Nicia intanto si stava in Catana, dottando di accostarsi a Siracusa, perchè la numerosa cavalleria siracusana avrebbe impedito lo sbarco. Per venirne a capo, sedusse un Catanese, di cui i Siracusani si fidavano. Costui recatosi in Siracusa, disse che gli Ateniesi tutte le notti lasciavano il campo, e venivano a sollazzarsi in città; e propose di assalire alla sprovvista il campo, mentre i Catanesi amici avrebbero chiuse le porte, fatti prigioni coloro che erano dentro e dato foco alle navi. I Siracusani sel crederono e corsero a Catana. Trovarono il campo vôto. Tornarono di volo, ma gli Ateniesi erano di già sbarcati presso la foce dell’Anapo. Li attaccarono, e valorosamente combatteano, quando una bufera, mossa istantaneamente, fece voltar faccia ai fanti, che sarebbero andati tutti in rotta, se la cavalleria non avesse frenato gli Ateniesi.
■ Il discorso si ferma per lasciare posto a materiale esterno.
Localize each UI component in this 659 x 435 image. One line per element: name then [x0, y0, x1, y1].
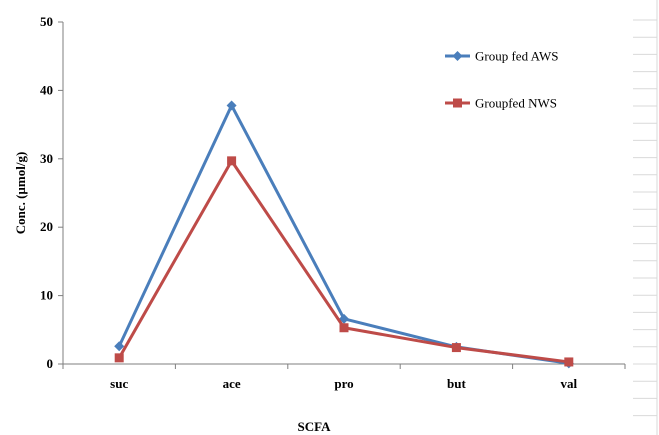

I Siracusani si ritrassero in città, lasciato un forte presidio al tempio di Giove, ove erano grandi ricchezze. La stagione avanzata non permise a Nicia di restare più oltre in campo aperto. Fece ritorno in Catana e Nasso.
Durante l’inverno, da ambe le parti si fecero preparamenti e si cercarono alleanze. Nicia si accostò a Messena. Perdutovi tredici giorni, tornò a Nasso. Scrisse ad Atene per avere cavalleria e denaro; cavalli chiese ugualmente agli Egestani; e ferro, e mattoni, e quanto era mestieri, per circonvallare Siracusa.
I Siracusani dal canto loro mandarono ambasciatori a Corinto ed a Sparta, per averne soccorso. Di leggieri l’ottennero, dai Corintî per la comunanza del sangue, dagli Spartani per l’opera di Alcibiade, ivi a bella posta chiamato.